MT1‐matrix metalloproteinase (MT1‐MMP) is one of the most critical factors in the invasion machinery of tumor cells. Subcellular localization to invasive structures is key for MT1‐MMP proinvasive activity. However, the mechanism driving this polarized distribution remains obscure. We now report that polarized exocytosis of MT1‐MMP occurs during MDA‐MB‐231 adenocarcinoma cell migration into collagen type I three‐dimensional matrices. Polarized trafficking of MT1‐MMP is triggered by β1 integrin‐mediated adhesion to collagen, and is required for protease localization at invasive structures.
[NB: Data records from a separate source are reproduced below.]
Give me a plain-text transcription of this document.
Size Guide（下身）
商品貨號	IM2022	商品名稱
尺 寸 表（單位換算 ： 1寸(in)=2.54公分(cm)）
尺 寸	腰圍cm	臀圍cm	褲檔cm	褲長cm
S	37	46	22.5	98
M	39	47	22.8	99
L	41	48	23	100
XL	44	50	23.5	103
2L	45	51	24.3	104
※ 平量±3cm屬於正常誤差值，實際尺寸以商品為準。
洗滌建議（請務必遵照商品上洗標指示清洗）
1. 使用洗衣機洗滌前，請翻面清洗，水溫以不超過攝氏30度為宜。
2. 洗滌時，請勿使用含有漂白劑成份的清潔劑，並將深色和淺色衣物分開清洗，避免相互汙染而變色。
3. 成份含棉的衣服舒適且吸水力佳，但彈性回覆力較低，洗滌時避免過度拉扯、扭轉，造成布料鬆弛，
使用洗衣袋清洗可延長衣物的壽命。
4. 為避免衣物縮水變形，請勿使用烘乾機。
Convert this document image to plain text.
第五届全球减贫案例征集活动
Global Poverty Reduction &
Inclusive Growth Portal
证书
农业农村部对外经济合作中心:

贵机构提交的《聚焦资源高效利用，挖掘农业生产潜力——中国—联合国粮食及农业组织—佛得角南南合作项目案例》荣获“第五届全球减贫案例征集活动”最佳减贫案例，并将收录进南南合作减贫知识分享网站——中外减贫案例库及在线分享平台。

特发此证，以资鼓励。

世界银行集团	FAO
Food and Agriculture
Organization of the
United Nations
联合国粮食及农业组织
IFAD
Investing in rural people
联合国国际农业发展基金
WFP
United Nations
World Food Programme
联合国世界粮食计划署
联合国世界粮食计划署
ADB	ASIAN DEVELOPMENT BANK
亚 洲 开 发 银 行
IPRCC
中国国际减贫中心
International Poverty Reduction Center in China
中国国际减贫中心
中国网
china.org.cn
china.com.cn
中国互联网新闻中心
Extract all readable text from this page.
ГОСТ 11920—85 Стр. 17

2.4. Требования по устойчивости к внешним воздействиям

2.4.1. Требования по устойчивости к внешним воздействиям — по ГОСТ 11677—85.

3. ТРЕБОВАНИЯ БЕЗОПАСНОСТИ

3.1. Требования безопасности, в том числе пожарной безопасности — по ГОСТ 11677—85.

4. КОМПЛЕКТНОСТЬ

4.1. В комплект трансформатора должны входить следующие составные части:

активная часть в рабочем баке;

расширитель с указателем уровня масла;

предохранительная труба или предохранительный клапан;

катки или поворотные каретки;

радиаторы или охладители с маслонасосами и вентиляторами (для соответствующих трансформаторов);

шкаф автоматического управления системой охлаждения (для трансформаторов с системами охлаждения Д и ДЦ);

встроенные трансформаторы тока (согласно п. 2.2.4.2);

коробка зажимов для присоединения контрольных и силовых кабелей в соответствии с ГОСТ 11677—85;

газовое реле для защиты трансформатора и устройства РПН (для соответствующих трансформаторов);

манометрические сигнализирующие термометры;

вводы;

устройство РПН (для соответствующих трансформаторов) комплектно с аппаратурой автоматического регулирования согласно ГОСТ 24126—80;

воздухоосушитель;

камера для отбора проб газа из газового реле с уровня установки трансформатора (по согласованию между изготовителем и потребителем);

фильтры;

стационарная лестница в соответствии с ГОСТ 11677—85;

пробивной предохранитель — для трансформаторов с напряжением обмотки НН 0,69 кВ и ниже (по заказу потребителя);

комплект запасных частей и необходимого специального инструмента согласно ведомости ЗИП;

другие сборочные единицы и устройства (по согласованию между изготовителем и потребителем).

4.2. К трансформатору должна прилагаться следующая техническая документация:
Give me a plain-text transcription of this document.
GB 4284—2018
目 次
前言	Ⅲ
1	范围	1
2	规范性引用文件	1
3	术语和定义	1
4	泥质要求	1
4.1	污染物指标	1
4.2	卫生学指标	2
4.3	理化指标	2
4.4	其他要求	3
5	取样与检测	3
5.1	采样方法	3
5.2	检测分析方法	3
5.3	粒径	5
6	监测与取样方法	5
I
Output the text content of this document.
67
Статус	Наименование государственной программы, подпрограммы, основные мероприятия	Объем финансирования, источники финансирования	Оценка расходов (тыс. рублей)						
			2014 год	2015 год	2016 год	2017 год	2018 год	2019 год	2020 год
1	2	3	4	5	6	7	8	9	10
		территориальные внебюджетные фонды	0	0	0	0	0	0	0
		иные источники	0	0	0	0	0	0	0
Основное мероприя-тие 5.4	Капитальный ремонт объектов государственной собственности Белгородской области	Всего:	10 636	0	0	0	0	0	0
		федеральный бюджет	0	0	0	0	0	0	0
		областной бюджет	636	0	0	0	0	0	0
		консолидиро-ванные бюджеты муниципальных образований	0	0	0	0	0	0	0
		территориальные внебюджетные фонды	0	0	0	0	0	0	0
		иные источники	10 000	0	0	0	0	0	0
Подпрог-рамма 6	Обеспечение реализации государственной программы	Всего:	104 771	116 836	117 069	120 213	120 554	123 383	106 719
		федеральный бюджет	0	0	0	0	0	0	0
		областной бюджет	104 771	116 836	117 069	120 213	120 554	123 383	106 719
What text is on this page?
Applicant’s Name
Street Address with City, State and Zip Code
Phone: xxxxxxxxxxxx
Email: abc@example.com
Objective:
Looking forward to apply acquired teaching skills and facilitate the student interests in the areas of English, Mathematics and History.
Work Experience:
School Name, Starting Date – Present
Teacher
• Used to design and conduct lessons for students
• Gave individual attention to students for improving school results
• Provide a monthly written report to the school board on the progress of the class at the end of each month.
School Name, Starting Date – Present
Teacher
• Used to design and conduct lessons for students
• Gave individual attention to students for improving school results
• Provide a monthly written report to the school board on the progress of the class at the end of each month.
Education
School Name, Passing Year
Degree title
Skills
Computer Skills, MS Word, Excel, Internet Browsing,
Localization of MT1‐MMP within VSV‐G/Rab8‐positive vesicles, but not in Rab11/Tf/TfRc‐positive compartment in invasive cells, suggests the involvement of the exocytic traffic pathway. Furthermore, constitutively active Rab8 mutants induce MT1‐MMP exocytic traffic, collagen degradation and invasion, whereas Rab8‐ but not Rab11‐knockdown inhibited these processes. Altogether, these data reveal a novel pathway of MT1‐MMP redistribution to invasive structures, exocytic vesicle trafficking, which is crucial for its role in tumor cell invasiveness. Mechanistically, MT1‐MMP delivery to invasive structures, and therefore its proinvasive activity, is regulated by Rab8 GTPase.